Jane Stapleton


Jane Stapleton QC FBA is an Australian academic lawyer with a specialism in tort law. She is an Emeritus Fellow of Balliol College Oxford and the Master of Christ's College, Cambridge.

Early life and education

Stapleton was born in Sydney, Australia in 1952.
She initially studied the sciences, gaining a BSc in chemistry from the University of New South Wales and a PhD in physical organic chemistry from the University of Adelaide supervised by John Hamilton Bowie. She came to the UK in the mid-1970s and in 1977 took up a post-doctoral research post at the Department of Chemistry of the University of Cambridge in the laboratory of Dudley Williams.
She then decided to switch to law. She gained an LLB and University Medal from the Australian National University, followed by a DPhil in private law from the University of Oxford. Her thesis, supervised by Patrick Atiyah, was on compensation for non-traumatic injuries. In 2008 the University of Oxford bestowed upon her a doctorate of civil law.

Career and research

After graduating in law from the ANU she joined the federal Attorney General's Department first in Advisings and then General Counsel. After graduating from Oxford, she briefly lectured at the University of Sydney Law School and then returned to the UK, where in 1987 she was elected a Fellow of Balliol College and taught at the University of Oxford until 1997, rising to the position of Reader in Law.
From 1997 to 2016 she held a Research Chair in Law at the Australian National University where she is now an Emeritus Distinguished Professor.
From 2002 to 2015 she was the Ernest E. Smith Professor of Law at the University of Texas at Austin.
She remained a Visiting Professor at the University of Oxford from 1997-2015. She has held a number of visiting professorships including at Harvard Law School, Columbia Law School,the European University Institute and at the University of Cambridge, where she was the Arthur Goodhart Visiting Professor of Legal Science.
In March 2016, Stapleton was elected the 38th Master of Christ's College, Cambridge, succeeding Frank Kelly.
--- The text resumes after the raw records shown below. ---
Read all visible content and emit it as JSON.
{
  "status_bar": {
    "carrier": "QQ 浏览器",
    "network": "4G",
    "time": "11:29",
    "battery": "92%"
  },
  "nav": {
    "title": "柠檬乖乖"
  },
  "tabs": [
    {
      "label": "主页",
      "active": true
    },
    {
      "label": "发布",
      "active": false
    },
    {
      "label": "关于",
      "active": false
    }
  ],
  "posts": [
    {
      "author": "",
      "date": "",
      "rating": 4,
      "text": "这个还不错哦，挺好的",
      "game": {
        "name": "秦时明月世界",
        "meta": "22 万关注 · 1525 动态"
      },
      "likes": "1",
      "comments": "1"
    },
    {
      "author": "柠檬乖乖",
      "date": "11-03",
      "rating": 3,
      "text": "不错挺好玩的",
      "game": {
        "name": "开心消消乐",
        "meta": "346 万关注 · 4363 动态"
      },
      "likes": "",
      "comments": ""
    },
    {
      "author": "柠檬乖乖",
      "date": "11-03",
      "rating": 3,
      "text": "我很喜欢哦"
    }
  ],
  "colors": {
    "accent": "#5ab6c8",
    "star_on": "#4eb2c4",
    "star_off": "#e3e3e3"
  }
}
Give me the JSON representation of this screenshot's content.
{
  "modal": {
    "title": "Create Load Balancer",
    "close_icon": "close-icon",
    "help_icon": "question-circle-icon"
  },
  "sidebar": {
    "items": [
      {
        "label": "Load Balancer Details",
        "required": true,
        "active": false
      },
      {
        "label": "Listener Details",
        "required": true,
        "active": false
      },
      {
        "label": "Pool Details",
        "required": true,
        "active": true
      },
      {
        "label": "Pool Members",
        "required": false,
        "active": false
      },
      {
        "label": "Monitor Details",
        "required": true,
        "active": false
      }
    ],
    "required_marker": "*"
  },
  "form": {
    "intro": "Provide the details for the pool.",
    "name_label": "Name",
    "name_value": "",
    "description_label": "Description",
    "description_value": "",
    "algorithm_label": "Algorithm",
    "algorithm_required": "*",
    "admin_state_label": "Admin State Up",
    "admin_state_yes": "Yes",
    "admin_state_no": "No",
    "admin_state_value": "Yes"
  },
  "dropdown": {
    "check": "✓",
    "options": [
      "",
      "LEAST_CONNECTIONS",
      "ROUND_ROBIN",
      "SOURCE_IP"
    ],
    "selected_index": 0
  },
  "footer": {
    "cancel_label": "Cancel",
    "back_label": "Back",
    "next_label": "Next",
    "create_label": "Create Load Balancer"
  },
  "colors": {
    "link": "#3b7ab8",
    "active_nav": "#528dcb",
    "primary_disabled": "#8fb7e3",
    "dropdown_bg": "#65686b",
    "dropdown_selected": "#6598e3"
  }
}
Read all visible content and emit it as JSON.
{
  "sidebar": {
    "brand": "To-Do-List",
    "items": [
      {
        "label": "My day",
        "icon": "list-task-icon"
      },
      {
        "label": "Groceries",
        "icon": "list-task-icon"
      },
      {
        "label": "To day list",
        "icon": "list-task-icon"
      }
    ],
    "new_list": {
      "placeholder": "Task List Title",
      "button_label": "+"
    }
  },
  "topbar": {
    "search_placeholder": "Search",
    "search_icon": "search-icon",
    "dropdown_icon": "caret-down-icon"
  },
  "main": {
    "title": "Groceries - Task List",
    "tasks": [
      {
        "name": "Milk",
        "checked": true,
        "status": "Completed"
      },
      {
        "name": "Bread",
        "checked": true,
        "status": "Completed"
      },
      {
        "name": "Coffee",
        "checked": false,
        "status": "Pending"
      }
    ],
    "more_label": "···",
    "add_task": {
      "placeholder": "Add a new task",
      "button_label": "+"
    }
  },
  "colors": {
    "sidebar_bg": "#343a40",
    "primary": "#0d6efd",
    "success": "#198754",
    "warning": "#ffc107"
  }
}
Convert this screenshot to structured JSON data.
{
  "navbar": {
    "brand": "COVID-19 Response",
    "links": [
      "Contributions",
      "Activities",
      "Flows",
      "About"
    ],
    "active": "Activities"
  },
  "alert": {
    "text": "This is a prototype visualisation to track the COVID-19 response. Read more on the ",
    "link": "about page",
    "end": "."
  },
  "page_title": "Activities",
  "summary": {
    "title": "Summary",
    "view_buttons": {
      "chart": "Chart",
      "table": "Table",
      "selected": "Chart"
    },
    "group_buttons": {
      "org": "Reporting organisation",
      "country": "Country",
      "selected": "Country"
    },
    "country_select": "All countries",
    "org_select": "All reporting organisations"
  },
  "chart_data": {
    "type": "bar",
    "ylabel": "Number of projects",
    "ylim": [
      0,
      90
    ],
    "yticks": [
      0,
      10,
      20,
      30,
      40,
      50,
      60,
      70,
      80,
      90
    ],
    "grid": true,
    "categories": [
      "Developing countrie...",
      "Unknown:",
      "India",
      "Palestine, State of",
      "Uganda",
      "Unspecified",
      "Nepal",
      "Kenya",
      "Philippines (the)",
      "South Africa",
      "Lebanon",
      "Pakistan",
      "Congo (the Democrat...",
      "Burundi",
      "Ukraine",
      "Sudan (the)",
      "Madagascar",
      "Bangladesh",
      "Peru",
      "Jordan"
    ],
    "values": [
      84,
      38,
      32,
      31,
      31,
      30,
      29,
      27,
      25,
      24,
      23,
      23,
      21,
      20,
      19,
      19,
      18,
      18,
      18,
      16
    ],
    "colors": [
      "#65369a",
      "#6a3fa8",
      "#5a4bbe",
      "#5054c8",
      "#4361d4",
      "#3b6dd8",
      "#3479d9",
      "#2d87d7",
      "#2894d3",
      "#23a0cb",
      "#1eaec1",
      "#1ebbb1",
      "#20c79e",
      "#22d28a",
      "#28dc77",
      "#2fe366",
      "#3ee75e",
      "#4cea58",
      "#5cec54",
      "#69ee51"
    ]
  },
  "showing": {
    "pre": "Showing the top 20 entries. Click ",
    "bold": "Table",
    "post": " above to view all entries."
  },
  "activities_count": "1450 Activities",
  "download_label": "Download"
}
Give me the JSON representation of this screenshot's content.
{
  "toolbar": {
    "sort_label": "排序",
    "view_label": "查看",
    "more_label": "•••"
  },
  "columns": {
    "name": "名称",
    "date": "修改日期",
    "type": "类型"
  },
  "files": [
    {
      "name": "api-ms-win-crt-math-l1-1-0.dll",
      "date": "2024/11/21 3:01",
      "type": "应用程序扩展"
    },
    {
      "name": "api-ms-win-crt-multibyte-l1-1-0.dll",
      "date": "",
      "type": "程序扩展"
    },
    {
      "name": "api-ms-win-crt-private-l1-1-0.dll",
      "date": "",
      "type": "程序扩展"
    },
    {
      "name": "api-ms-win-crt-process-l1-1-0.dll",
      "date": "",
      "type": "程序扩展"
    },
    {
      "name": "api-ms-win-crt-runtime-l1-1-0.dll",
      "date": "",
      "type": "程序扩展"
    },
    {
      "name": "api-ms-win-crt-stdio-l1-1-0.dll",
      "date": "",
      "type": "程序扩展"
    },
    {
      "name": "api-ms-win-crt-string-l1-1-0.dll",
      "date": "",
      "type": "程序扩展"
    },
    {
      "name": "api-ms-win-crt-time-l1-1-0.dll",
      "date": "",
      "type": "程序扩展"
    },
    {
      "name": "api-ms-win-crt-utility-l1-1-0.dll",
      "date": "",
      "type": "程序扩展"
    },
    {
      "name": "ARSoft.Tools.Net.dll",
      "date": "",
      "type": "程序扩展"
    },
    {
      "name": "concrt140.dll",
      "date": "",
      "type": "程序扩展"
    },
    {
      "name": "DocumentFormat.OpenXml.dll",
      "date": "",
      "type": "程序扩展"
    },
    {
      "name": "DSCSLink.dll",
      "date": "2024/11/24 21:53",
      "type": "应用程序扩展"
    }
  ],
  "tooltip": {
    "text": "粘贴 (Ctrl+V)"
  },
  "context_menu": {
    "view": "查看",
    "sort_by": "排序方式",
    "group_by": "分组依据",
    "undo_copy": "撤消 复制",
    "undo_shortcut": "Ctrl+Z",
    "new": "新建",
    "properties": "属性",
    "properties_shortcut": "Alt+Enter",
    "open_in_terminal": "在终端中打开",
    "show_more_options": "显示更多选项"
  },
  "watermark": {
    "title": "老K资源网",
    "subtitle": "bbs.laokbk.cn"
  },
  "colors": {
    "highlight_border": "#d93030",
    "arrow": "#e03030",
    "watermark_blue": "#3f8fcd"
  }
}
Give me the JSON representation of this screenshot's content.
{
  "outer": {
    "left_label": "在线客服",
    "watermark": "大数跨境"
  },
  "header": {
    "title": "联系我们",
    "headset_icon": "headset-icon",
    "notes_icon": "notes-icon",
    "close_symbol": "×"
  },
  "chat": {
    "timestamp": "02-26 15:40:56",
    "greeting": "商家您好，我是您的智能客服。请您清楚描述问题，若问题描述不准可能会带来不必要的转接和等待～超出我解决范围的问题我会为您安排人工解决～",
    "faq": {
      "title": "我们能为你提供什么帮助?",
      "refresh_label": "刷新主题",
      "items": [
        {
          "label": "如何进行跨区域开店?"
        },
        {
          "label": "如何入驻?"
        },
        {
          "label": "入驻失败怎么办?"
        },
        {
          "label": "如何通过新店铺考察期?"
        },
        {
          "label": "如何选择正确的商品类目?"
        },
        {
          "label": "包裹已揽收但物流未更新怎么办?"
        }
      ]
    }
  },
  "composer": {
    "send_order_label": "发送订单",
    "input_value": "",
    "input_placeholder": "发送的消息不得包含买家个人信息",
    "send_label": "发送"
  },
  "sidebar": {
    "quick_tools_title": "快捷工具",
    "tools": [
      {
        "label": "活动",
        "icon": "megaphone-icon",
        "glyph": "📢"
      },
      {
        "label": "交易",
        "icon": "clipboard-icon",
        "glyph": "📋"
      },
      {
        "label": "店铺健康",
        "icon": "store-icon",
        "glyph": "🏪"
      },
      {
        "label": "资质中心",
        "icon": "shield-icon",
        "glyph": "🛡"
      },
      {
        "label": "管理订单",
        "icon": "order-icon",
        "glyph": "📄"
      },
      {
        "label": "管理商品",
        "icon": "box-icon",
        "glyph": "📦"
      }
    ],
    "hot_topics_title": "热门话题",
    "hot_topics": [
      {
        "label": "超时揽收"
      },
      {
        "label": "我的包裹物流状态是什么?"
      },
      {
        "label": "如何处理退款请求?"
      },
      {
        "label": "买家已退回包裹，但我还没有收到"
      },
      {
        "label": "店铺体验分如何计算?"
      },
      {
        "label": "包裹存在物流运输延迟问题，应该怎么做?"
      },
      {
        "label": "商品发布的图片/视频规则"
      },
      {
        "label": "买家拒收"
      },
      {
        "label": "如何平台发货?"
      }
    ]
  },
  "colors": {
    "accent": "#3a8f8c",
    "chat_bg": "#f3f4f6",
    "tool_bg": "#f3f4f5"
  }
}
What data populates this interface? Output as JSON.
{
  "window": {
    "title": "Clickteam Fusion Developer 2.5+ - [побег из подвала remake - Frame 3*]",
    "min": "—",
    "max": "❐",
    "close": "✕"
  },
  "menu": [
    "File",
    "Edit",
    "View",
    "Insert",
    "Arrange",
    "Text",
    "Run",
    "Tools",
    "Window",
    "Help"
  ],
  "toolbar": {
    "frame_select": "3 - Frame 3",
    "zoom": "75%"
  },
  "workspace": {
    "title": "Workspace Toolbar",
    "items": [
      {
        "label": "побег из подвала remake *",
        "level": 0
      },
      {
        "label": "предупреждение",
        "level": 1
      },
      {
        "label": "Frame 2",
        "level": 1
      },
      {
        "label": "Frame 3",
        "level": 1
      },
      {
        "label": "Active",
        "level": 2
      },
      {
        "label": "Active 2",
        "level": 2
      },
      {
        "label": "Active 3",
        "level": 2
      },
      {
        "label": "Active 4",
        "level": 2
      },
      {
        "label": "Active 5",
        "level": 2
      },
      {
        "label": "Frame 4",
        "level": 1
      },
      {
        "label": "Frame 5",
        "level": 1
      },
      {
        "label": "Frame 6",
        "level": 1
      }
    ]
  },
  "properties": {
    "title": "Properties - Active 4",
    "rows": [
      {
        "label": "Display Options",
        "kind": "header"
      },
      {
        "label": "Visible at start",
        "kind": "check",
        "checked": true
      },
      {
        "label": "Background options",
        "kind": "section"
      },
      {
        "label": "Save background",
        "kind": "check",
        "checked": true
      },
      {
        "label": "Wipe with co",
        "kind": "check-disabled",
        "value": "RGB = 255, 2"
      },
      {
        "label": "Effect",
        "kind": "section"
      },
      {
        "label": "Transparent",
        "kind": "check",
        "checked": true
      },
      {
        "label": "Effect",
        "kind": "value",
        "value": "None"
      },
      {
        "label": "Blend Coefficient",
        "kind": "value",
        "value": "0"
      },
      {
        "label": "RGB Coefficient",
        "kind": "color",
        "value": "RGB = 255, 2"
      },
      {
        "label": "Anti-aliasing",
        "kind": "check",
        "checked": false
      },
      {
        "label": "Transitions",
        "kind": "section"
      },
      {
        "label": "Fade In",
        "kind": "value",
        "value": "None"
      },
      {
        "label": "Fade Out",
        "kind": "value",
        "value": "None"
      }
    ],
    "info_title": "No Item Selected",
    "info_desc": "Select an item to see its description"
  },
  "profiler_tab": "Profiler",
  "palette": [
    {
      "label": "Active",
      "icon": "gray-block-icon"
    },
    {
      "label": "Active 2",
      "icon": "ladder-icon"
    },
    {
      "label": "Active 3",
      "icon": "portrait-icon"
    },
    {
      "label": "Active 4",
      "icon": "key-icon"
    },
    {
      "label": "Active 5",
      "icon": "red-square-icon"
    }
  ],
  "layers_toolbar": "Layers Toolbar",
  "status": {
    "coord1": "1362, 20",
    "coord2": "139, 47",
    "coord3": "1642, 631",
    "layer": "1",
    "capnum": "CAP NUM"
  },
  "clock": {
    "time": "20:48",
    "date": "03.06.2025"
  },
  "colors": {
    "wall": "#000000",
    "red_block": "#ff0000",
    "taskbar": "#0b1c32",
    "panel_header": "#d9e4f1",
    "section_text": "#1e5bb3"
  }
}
She assumed the position in September 2016.
Her research has focused on tort law. Other specialisms include comparative law. She retains her early interest in compensation for non-traumatic injuries, such as drug-induced injury and cancer, and her subsequent interest in product liability. She also studies the philosophical principles underlying common law, including duty and the relationship of causation to consequences.
Her publications include the books Disease and the Compensation Debate and Products Liability. She was a co-editor of OUP's Clarendon Law Series.

Personal life

She is married to , also a law professor.
They have a son and a daughter.

Awards and honours etc

In 1995 she won the Wedderburn Prize for the best article published that year in the Modern Law Review.
In 2000 she was elected a Member of the American Law Institute. In 2004 she was elected the first non-US Member of the ALI Council, of which she remains a Member.
In 2009 she was elected an Honorary Bencher of Gray's Inn.
In 2010 she was elected a Fellow of the Australian Academy of Law.
In 2012 she was elected an Honorary Fellow of St John's College, Cambridge.
In 2013 Stapleton was the first non-US recipient to receive the William L. Prosser Award of the Association of American Law Schools.
She became a Corresponding Fellow of the British Academy in 2015.
In 2016, the American Bar Association bestowed on her the Robert B. McKay Law Professor Award, which honours "those attorneys who have shown commitment to the advancement of justice, scholarship and the legal profession, demonstrated by outstanding contributions to the fields of tort and insurance law".
In 2018 she was awarded the John Fleming Prize in Tort Law, a biennial international award for outstanding contributions to the field of tort law.
In 2018, the University of Adelaide bestowed on her the degree of Doctor of Laws in acknowledgement of distinguished service to the law in Australia, the United Kingdom and the United States.
In 2018 she delivered the Clarendon Law Lectures in the University of Oxford.
In 2020 she was appointed an Honorary Queen's Counsel by Her Majesty.